Prospective, clinical and observational study performed on 28 patients undergoing cardiac surgery with cardiopulmonary bypass. Arterial filters were analysed by scanning electron microscopy. Real-time PCR assay was performed in extracted material from the arterial filters for analysis of platelet GPIb and CD45 leucocyte gene expression. Blood coagulation was analysed during cardiopulmonary bypass. Patients were followed until hospital discharge or 28 days after surgery.

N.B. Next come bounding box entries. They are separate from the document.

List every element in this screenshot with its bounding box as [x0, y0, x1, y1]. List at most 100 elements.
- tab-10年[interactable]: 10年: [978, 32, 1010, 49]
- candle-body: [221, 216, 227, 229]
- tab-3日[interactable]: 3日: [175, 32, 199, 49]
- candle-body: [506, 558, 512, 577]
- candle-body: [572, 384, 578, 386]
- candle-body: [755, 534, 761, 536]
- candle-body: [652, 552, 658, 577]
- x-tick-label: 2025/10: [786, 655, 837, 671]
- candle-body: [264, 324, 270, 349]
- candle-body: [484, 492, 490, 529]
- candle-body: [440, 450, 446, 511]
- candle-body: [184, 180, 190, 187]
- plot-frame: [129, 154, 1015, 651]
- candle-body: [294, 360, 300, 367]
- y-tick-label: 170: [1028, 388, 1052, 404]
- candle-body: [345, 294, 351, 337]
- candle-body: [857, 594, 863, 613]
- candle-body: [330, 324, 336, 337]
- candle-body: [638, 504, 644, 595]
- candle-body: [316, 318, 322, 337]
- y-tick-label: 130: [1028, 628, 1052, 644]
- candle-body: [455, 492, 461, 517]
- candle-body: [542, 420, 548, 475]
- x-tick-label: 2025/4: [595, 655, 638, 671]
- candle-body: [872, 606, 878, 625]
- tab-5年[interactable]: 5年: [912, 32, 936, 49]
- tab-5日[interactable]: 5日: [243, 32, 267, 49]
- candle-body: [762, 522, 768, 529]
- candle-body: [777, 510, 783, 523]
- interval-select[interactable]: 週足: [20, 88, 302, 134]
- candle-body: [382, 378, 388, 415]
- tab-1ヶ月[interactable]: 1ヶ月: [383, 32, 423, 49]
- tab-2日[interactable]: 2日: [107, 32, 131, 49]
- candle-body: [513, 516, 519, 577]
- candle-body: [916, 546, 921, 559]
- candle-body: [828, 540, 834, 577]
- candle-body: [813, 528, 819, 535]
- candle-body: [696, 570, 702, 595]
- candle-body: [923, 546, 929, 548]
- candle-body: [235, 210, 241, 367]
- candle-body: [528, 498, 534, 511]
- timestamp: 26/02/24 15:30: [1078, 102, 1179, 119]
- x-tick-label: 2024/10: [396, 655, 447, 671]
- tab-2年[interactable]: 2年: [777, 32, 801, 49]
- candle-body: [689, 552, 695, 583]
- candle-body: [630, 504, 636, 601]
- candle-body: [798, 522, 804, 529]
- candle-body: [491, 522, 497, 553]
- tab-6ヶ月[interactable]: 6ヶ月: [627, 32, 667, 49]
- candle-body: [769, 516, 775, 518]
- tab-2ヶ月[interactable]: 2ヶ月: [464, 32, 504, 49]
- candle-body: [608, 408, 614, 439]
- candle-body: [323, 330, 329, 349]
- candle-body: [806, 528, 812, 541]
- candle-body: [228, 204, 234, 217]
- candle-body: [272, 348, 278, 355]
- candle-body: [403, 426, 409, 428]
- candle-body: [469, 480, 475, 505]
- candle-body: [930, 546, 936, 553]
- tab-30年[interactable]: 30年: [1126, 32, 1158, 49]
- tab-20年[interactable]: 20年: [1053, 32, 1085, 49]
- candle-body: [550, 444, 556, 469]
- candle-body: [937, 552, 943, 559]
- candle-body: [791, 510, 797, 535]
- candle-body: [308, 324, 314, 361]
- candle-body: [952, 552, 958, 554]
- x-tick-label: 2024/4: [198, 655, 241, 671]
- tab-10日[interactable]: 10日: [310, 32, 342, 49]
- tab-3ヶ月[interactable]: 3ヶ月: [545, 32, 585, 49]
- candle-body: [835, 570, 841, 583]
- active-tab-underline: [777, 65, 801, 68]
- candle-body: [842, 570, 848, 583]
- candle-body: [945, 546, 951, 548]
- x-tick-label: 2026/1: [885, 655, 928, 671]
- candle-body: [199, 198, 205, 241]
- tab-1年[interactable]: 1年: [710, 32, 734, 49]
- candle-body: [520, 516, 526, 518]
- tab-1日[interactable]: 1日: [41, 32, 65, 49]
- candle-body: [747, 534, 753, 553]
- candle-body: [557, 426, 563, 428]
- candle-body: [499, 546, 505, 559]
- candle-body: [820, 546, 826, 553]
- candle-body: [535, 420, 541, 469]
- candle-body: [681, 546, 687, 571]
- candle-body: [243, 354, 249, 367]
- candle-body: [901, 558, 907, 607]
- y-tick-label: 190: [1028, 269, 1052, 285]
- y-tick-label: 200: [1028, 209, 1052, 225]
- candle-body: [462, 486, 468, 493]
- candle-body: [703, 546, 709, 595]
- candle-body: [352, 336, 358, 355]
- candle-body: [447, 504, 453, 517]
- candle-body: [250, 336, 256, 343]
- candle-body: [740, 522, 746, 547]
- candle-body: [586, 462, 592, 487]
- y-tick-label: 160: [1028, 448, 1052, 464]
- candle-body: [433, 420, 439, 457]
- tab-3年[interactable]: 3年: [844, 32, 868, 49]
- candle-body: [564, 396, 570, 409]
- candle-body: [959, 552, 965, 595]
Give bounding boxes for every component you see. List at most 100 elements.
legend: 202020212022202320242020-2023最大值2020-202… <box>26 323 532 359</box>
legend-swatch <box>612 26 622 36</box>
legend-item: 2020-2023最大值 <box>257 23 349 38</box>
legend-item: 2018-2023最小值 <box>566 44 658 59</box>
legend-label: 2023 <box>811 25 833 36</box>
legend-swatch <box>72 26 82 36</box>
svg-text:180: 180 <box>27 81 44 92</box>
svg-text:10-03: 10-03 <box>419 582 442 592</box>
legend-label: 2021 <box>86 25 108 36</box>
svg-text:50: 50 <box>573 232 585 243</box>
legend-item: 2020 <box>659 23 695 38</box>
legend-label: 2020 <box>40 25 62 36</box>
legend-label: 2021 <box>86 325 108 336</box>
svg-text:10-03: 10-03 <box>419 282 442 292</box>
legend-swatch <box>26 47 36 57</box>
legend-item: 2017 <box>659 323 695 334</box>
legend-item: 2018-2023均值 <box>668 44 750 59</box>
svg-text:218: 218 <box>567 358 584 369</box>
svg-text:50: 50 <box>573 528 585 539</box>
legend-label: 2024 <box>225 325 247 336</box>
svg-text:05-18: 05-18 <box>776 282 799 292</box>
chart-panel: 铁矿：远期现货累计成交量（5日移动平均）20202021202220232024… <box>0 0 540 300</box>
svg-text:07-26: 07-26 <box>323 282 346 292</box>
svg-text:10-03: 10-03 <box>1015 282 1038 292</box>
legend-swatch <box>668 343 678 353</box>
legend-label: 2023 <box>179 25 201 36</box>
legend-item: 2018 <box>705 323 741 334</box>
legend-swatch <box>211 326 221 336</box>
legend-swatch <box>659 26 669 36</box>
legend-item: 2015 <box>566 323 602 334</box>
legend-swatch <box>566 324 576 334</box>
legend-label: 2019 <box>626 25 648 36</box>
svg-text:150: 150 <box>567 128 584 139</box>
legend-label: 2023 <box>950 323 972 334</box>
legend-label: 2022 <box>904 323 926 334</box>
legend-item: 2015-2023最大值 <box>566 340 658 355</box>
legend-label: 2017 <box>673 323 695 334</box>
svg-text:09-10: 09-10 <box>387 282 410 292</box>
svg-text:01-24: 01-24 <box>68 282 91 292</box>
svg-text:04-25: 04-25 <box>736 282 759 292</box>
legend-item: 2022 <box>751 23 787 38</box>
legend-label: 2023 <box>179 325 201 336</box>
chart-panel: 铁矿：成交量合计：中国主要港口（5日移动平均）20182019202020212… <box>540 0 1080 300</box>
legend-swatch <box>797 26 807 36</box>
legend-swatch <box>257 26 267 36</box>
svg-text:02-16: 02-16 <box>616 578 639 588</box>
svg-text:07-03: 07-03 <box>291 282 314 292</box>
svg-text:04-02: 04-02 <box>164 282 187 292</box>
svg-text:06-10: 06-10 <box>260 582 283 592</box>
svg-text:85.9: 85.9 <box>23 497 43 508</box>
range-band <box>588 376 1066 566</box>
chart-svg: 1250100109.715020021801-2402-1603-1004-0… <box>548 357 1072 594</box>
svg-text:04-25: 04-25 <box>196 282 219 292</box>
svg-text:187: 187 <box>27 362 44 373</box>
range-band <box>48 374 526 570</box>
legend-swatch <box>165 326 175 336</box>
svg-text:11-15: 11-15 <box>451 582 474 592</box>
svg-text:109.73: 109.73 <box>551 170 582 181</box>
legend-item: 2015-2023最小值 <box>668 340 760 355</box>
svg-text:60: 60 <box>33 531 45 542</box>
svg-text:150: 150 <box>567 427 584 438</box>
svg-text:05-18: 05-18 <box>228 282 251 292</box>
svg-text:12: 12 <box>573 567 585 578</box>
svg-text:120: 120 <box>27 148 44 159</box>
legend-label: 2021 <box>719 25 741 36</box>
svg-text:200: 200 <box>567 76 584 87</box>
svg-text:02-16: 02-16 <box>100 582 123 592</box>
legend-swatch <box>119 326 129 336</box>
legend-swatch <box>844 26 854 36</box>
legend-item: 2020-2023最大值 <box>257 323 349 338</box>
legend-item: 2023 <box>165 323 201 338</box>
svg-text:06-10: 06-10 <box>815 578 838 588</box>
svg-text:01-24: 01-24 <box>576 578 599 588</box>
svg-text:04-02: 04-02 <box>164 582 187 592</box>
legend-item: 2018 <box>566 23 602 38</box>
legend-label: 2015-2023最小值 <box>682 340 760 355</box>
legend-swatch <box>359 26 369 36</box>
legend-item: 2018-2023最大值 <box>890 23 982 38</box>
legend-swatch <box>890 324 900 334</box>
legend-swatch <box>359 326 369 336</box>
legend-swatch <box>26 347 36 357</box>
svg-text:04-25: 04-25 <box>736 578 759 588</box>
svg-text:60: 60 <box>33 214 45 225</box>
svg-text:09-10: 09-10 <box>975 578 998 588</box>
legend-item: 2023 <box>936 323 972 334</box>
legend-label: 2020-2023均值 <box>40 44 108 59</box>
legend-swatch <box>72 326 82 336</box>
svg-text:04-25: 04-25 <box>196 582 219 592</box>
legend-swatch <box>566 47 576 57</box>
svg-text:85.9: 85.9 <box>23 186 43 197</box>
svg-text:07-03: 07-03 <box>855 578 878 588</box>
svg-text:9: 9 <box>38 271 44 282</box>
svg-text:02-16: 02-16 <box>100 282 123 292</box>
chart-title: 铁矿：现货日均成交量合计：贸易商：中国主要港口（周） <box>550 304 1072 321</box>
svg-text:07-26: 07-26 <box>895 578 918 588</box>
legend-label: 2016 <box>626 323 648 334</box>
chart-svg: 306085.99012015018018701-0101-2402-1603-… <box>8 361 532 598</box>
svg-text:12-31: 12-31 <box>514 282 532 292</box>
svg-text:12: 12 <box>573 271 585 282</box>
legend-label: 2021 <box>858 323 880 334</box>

All studied arterial filters used in the subject patients showed a degree of adhesion from blood elements at scanning electron microscopy. All studied filters were positive for platelets GPIb gene expression and 15% had CD45 leucocyte gene expression. The GPIb platelet gene expression in blood lowered at the end of cardiopulmonary bypass (p = 0.019). There was negative correlation between blood GPIb platelet gene expression and Clot SR (HEPSCREEN2 ReoRox®) (rho = 0.635; p = 0.027). The filter fields count was correlated to the D-dimer dosage (rho = 0.828; p < 0.001).
There was adhesion of blood elements, especially nucleated platelets, on all arterial filters studied. Although the arterial filter worked as a safety device, that possibly prevented arterial embolisation, it may also have caused greater hyperfibrinolysis during cardiopulmonary bypass.